Amid cries of "leap-year liberals" from the left and "usurpers" from the right, the Eisenhower Administration last week presented a concrete civil rights program to Congress. After three years of talking moderation, the Administration came up with moderate proposals, dealing primarily with the undisputed constitutional right to vote.
Two of the President's requests are obviously necessary and relatively free from legal controversy. A bipartisan commission to investigate denials of the right to vote and "unwarranted" economic pressure is valuable to put the whole problem in a clear perspective. And an assistant attorney general in charge of civil rights is justified if for no other reason than the increased legal activity in that field.
The crux of the proposed legislation, however, calls for a broad extension of Federal law to protect voters through civil proceedings. Under existing statutes only harsh criminal procedure is open to the Attorney General. Such action often involves emotionally charged trials which are difficult for both sides. Because the primary aim of any civil rights law is to correct an abuse and not to punish an offender, civil proceedings should certainly be made available to the government.
The Department of Justice also asked for authority to bring suit against anyone who seeks to prevent a person from exercising his right to vote. At present, only state and local officials can be prosecuted, although attempts at intimidation and coercion often come from persons with no governmental connection. In addition, the Justice Department wants permission for either it or a private individual to go directly to a Federal court in such cases without first exhausting lengthy state procedures.
While all the legal proposals are designed simply to expedite enforcement of the Fourteenth Amendment efficiently and speedily, they are under sharp attack from Southern lawmakers who are wary of any increase in Federal power. On the other side, many Northern liberals feel that the proposals are not stringent enough.
Although the Administration acted wisely in presenting a moderate program, that alone will not secure its passage.

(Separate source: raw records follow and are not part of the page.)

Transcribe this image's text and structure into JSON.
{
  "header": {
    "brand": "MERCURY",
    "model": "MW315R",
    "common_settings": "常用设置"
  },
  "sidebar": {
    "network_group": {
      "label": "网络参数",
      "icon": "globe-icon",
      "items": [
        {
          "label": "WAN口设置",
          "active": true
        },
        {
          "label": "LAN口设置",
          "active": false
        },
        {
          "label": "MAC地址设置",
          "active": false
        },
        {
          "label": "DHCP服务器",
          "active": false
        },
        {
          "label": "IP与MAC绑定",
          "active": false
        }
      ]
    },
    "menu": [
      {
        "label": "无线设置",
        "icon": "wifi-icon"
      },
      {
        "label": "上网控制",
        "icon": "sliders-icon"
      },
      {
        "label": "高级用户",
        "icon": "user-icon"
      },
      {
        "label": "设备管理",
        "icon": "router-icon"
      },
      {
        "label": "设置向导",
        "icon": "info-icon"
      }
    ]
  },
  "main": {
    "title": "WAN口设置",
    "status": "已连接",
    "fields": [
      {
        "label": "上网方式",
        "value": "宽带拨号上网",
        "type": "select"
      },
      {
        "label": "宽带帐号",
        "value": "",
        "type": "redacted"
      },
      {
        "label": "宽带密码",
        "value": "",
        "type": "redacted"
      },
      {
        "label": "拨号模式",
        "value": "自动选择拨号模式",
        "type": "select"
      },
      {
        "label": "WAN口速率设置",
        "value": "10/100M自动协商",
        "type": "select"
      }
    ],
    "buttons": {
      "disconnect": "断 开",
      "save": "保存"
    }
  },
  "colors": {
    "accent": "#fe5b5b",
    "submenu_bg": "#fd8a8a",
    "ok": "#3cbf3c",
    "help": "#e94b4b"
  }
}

Congress, particularly the Senate, has proved the perennial block to any civil rights legislation.
If Eisenhower does not put the full weight of his prestige behind his recommendations, they will have small chance of survival. The President has demonstrated on several occasions that he can put effective pressure on Congress when he so desires. Unless his civil rights program receives the same attention that some of his budgets have, Eisenhower will have demonstrated that his program is nothing more than a token offering for the 1956 pilgrimage to the polls.